Martin asked King how it was possible that McCarthy would not believe him. “Well, he heard me say it,” said King, “but he decided he’s gonna believe the New York Times over Steve King, and that’s a fact.”
King also slammed Cheney. “If there’s support out there for Liz Cheney after this … You can’t put her in the category of ever being a conservative again. She’s called for my resignation. She’s been here two years? What would give her the moral authority or the intellectual judgment to do something like that?”
Asked by Martin whether he has heard from President Trump, King said he hasn’t had a conversation with Trump and wouldn’t want to have one “in this time frame,” because “then if they ask him, he’s gotta answer.” He noted that Trump has responded to questions by saying “I’m not focused on that right now; I’m focused on building a wall.” Said King, “that’s a good place for it to be.”
“Where’s the Freedom Caucus?” Martin asked, saying he had defended the right-wing congressional group’s founding chair Jim Jordan from a “hit job”—presumably a reference to allegations that emerged last year that as a wrestling coach Jordan had ignored the alleged sexual abuse of athletes by the team’s doctor.
King said a “respectable number” of conservatives had come up to him one-on-one to express their affection and respect, but that he hasn’t yet had a conversation with the Freedom Caucus. He also said he’s getting “a lot of support from the district.” King said he also expects the “heat” to die down now that the House had passed its resolution.

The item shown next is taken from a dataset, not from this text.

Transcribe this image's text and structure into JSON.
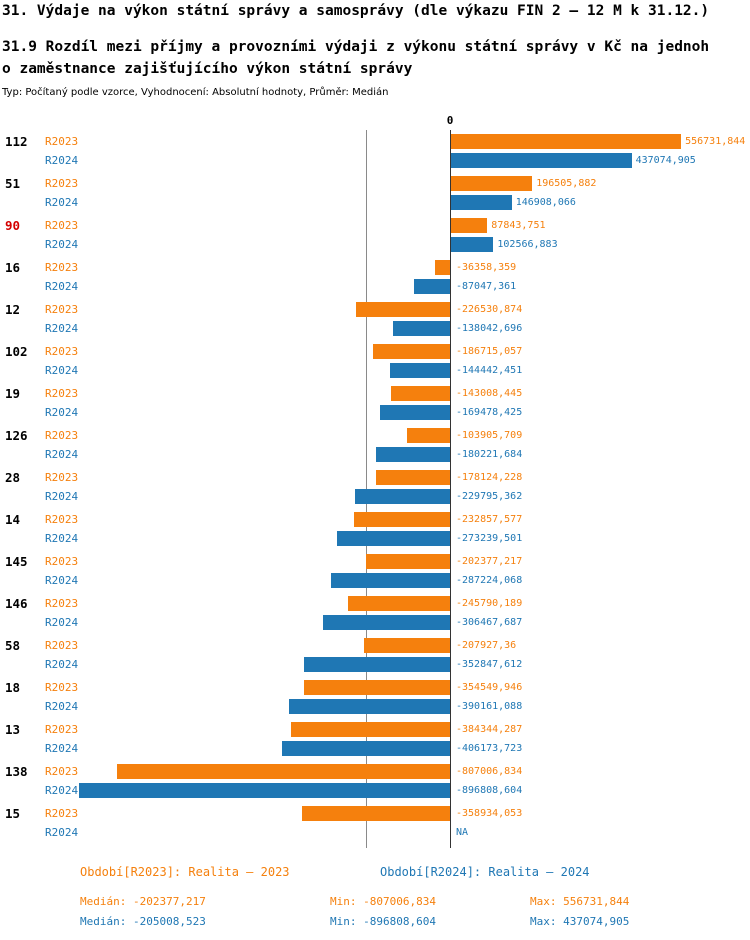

Of calls for him to resign, he said, “that’s not gonna happen.”
Martin runs Phyllis Schlafly Eagles, a group that emerged from a power struggle within Eagle Forum and the Schlafly family to control the legacy of the late right-wing activist. The group honored King with its Phyllis Schlafly Award for Excellence in Leadership last year; Martin said Schlafly had always called King her “favorite congressman.” Last year, Martin’s Phyllis Schlafly’s Eagles Political Action Committee spent tens of thousands of dollars opposing Cheney and supporting her Republican primary opponent.